An Inquiring System Sublime
For a few years, I studied management information systems, and although I might not have fully realized it, I was searching for a philosophy, a method of thought allowing me to look at the universe and then to utter something truthful about it. During that time, my mind set out to learn the MIS subfield known as inquiring systems. I increasingly focused on a research trajectory that I came to call problemography, a name that contains more naming ability than I realized at the time. After all, an inquiring system needs input. When I set about observing for some appropriate input. Everywhere I looked I saw problems, and some of these problems where such messes that they were called wicked problems.
Even in the face of these wicked problems, I was not distraught. The wicked problems were to be respected, but none of them was the problem that I was researching other than that my problem domain included problems. I drew plenty of bubble diagrams and set out to learn the ideas that my adviser had us discuss at the seminars. My adviser had us read Churchman, lots of Churchman. If there ever was a thought leader for business kindness I suggest that it is C. West Churchman. Inside his writings I found a home of ideas so warm and loving and delightful, it was as if all my reading in the library of infinity had led me to this place. And then, out of curiosity, I started reading the writings of Churchman's adviser, Edgar A. Singer, Jr., and an assortment of essays of ethical dilemmas and stabs at what constitutes life. I had found a kind of philosophy hero of mine. For a few years, I daydreamed whole systems and their boundaries. Our problems, even our wicked problems would be vanquished, if only we could design an inquiring system sublime.
While studying how one might go about designing an inquiring system that ethically enables one to discover knowledge and certify truths, I learned a concept that changed my way of thinking. This was a totally unexpected boon that almost got lost in the excitement of inquiring systems. The concept is that the answers to a given question depend upon the assumptions behind that question. This concept was taught to me by a paper describing "wicked problems" by Rittel & Webber in conjunction with a small set of MIS papers that discussed the concept's importance. This concept greatly influenced my thinking about things because I began to examine my assumptions.

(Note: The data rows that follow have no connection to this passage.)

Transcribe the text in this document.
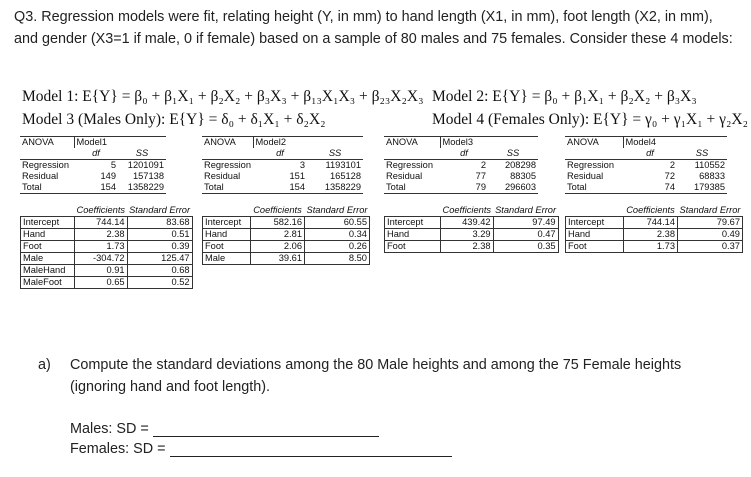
Q3. Regression models were fit, relating height (Y, in mm) to hand length (X1, in mm), foot length (X2, in mm), and gender (X3=1 if male, 0 if female) based on a sample of 80 males and 75 females. Consider these 4 models:
Model 1: E{Y} = β₀ + β₁X₁ + β₂X₂ + β₃X₃ + β₁₃X₁X₃ + β₂₃X₂X₃ Model 2: E{Y} = β₀ + β₁X₁ + β₂X₂ + β₃X₃
Model 3 (Males Only): E{Y} = δ₀ + δ₁X₁ + δ₂X₂	Model 4 (Females Only): E{Y} = γ₀ + γ₁X₁ + γ₂X₂
ANOVA	Model1	
	df	SS
Regression	5	1201091
Residual	149	157138
Total	154	1358229
	Coefficients	Standard Error
Intercept	744.14	83.68
Hand	2.38	0.51
Foot	1.73	0.39
Male	-304.72	125.47
MaleHand	0.91	0.68
MaleFoot	0.65	0.52
ANOVA	Model2	
	df	SS
Regression	3	1193101
Residual	151	165128
Total	154	1358229
	Coefficients	Standard Error
Intercept	582.16	60.55
Hand	2.81	0.34
Foot	2.06	0.26
Male	39.61	8.50
ANOVA	Model3	
	df	SS
Regression	2	208298
Residual	77	88305
Total	79	296603
	Coefficients	Standard Error
Intercept	439.42	97.49
Hand	3.29	0.47
Foot	2.38	0.35
ANOVA	Model4	
	df	SS
Regression	2	110552
Residual	72	68833
Total	74	179385
	Coefficients	Standard Error
Intercept	744.14	79.67
Hand	2.38	0.49
Foot	1.73	0.37
a) Compute the standard deviations among the 80 Male heights and among the 75 Female heights (ignoring hand and foot length).
Males: SD =
Females: SD =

Based upon my assumptions, I had found it completely natural to view a world filled with problems, many of them "wicked" and seemingly impossible to solve. However, I found that I could try out this concept myself and change my assumptions, and when I looked at a problem and changed my assumptions, I adopted a different perspective to that given problem. It sounds so easy and it is easy. However, the consequences of adopting a different perspectives, I find, are not so easy. The various perspectives that I adopted included vantage points from which I found myself viewing a universe where problems inverted into solutions, where love is a wave radiating throughout, and where my hands in the soil planting kale seeds challenged all that I knew about inquiring systems.